The objective of this lab is to exploit a blind command injection in a web application where it executes a shell command containing user-supplied input from feedback page and our goal is to cause a 10 second delay.

  • Lab URL: https://portswigger.net/web-security/os-command-injection/lab-blind-time-delays
  • Category: Command Injection
  • Difficulty: Practitioner

💉 Payloads Used

  • Used as a value for the email parameter - ✅
hacker@gmail.com& ping -c 10 127.0.0.1 ||

🧪 Exploitation Steps

🕵️Step 1: Observe the Website

  • Firstly open the lab URL in your browser, and observe what it is about and how it works. Lab instance showing Shopping website interface with feedback page
    Lab instance vulnerable feedback page
  • At first glance, the website seems to be a shopping website with very unique and unrelated products and also there is a feedback page. In the lab description, it is mentioned that the vulnerability is in the feedback function.

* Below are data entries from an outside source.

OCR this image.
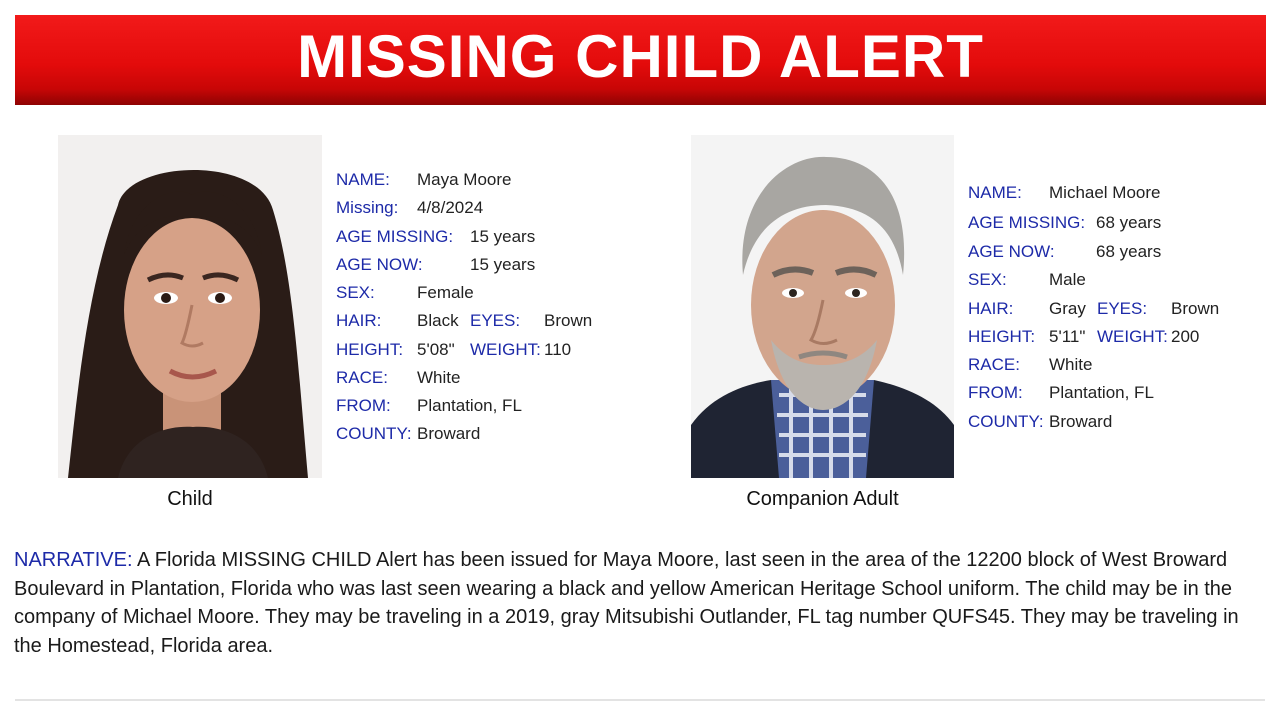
MISSING CHILD ALERT
Child
NAME: Maya Moore
Missing: 4/8/2024
AGE MISSING: 15 years
AGE NOW:	15 years
SEX: Female
HAIR: Black EYES: Brown
HEIGHT: 5'08" WEIGHT: 110
RACE: White
FROM: Plantation, FL
COUNTY: Broward
Companion Adult
NAME: Michael Moore
AGE MISSING: 68 years
AGE NOW: 68 years
SEX: Male
HAIR: Gray EYES: Brown
HEIGHT: 5'11" WEIGHT: 200
RACE: White
FROM: Plantation, FL
COUNTY: Broward

NARRATIVE: A Florida MISSING CHILD Alert has been issued for Maya Moore, last seen in the area of the 12200 block of West Broward Boulevard in Plantation, Florida who was last seen wearing a black and yellow American Heritage School uniform. The child may be in the company of Michael Moore. They may be traveling in a 2019, gray Mitsubishi Outlander, FL tag number QUFS45. They may be traveling in the Homestead, Florida area.
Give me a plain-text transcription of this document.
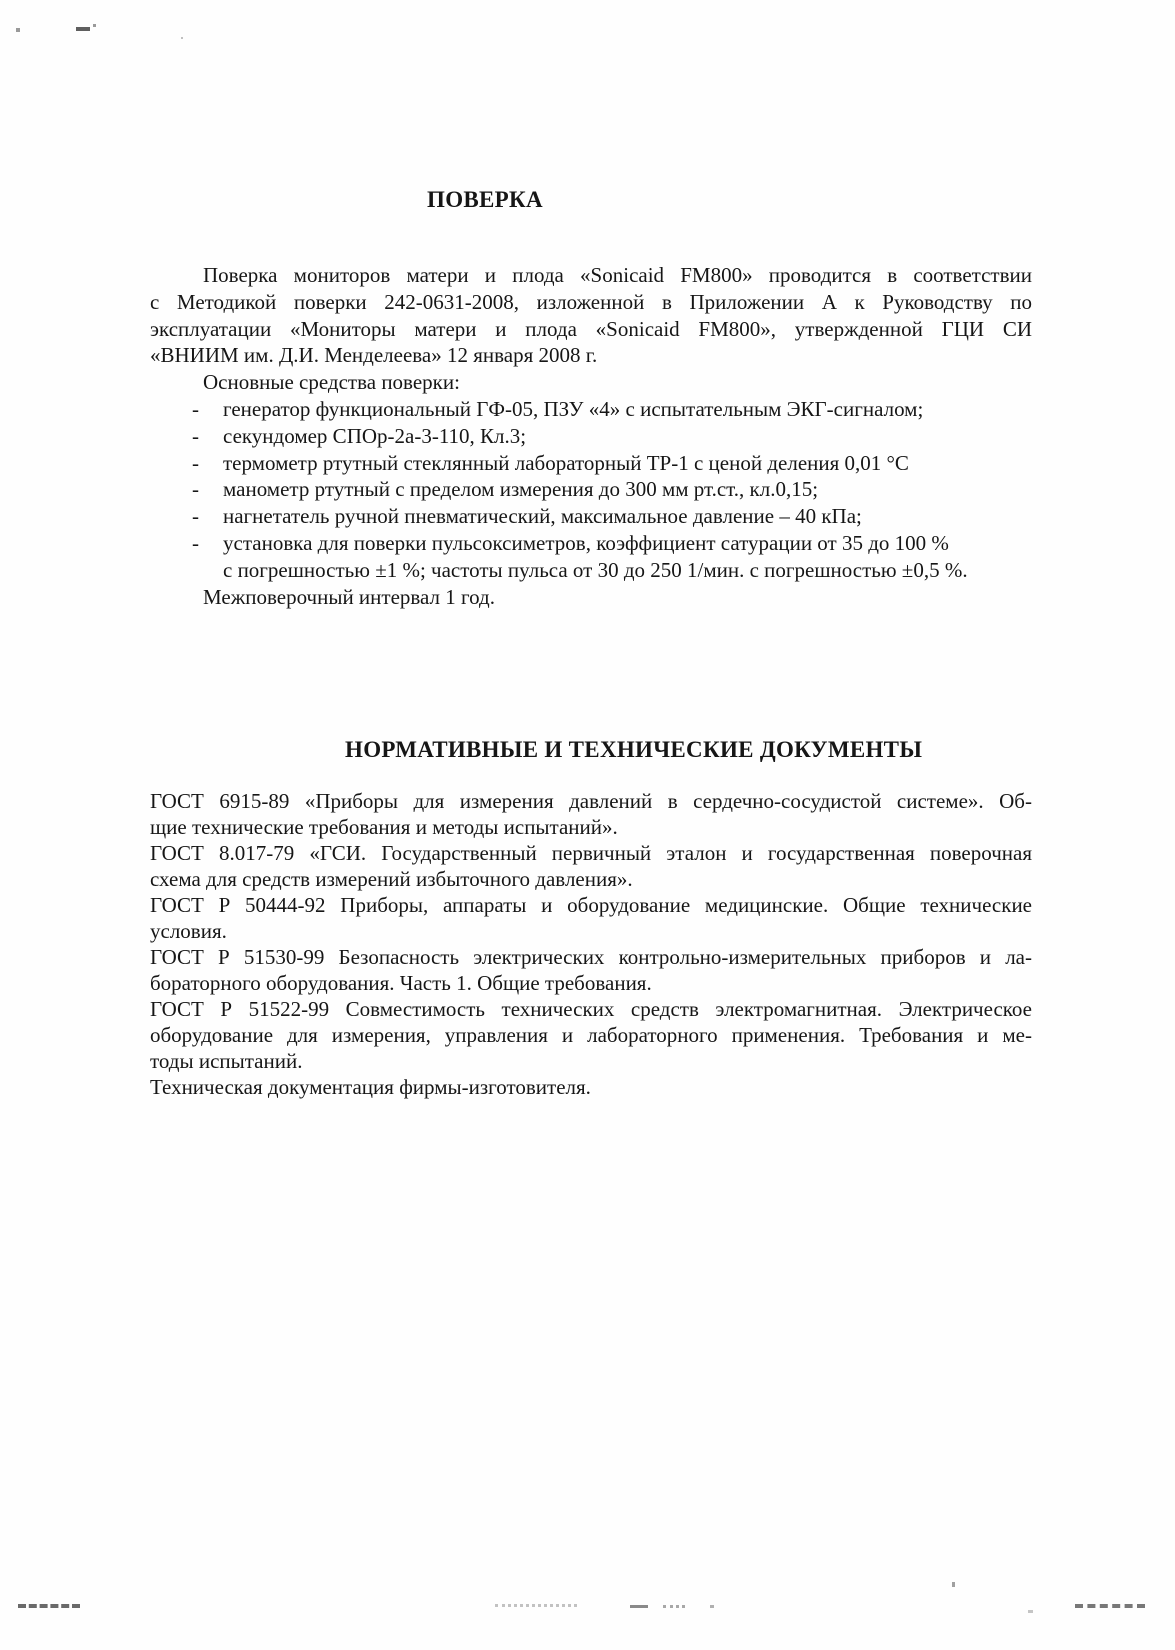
ПОВЕРКА
Поверка мониторов матери и плода «Sonicaid FM800» проводится в соответствии
с Методикой поверки 242-0631-2008, изложенной в Приложении А к Руководству по
эксплуатации «Мониторы матери и плода «Sonicaid FM800», утвержденной ГЦИ СИ
«ВНИИМ им. Д.И. Менделеева» 12 января 2008 г.
Основные средства поверки:
- генератор функциональный ГФ-05, ПЗУ «4» с испытательным ЭКГ-сигналом;
- секундомер СПОр-2а-3-110, Кл.3;
- термометр ртутный стеклянный лабораторный ТР-1 с ценой деления 0,01 °С
- манометр ртутный с пределом измерения до 300 мм рт.ст., кл.0,15;
- нагнетатель ручной пневматический, максимальное давление – 40 кПа;
- установка для поверки пульсоксиметров, коэффициент сатурации от 35 до 100 %
с погрешностью ±1 %; частоты пульса от 30 до 250 1/мин. с погрешностью ±0,5 %.
Межповерочный интервал 1 год.
НОРМАТИВНЫЕ И ТЕХНИЧЕСКИЕ ДОКУМЕНТЫ
ГОСТ 6915-89 «Приборы для измерения давлений в сердечно-сосудистой системе». Об-
щие технические требования и методы испытаний».
ГОСТ 8.017-79 «ГСИ. Государственный первичный эталон и государственная поверочная
схема для средств измерений избыточного давления».
ГОСТ Р 50444-92 Приборы, аппараты и оборудование медицинские. Общие технические
условия.
ГОСТ Р 51530-99 Безопасность электрических контрольно-измерительных приборов и ла-
бораторного оборудования. Часть 1. Общие требования.
ГОСТ Р 51522-99 Совместимость технических средств электромагнитная. Электрическое
оборудование для измерения, управления и лабораторного применения. Требования и ме-
тоды испытаний.
Техническая документация фирмы-изготовителя.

🧰Step 2: Capture Requests in BurpSuite

  • Start the BurpSuite and reload the website to capture requests.
  • Send the request containing POST data of feedback page to Repeater Tab by using CTRL + R BurpSuite Repeater showing intercepted feedback POST request with email parameter

🚀Step 3: Send the Payload

  • We will use the payload - & ping -c 10 127.0.0.1 || as the value for parameter email because it is most likely that email is being directly added in the shell command as usual without any sanitization.
  • This payload will force the existing shell command being executed by web application to run in the background and our command ping -c 10 127.0.0.1 to run immediately in the foreground which will cause a 10 second delay in execution.
  • & will background the current command and run our given command in foreground.
  • || will ignore any commands or text after our given command and will execute only that if our command fails.
  • But, before we send our payload it is necessary to URL encode the payload like this - hacker%40gmail.com%26%20%70%69%6e%67%20%2d%63%20%31%30%20%31%32%37%2e%30%2e%30%2e%31%20%7c%7c Successful blind OS command injection causing 10 second delay confirming server-side command execution
  • And💥Booom!, We were able to cause a 10 second delay.
  • And Finally, the Lab is solved. Solved confirmation message for PortSwigger lab

🧠 Conclusion

  • This lab demonstrated how a blind OS command injection in the email parameter can be exploited without direct output. By injecting a time-based payload (& ping -c 10 127.0.0.1 ||), we successfully caused a 10-second delay, confirming that arbitrary commands were executed on the server.
  • Such vulnerabilities can have a serious impact - an attacker could use different payloads to extract data, chain further commands, or even establish persistent access to the system.
  • This highlights the importance of proper input validation and sanitization, and the need to avoid directly passing user input into system commands.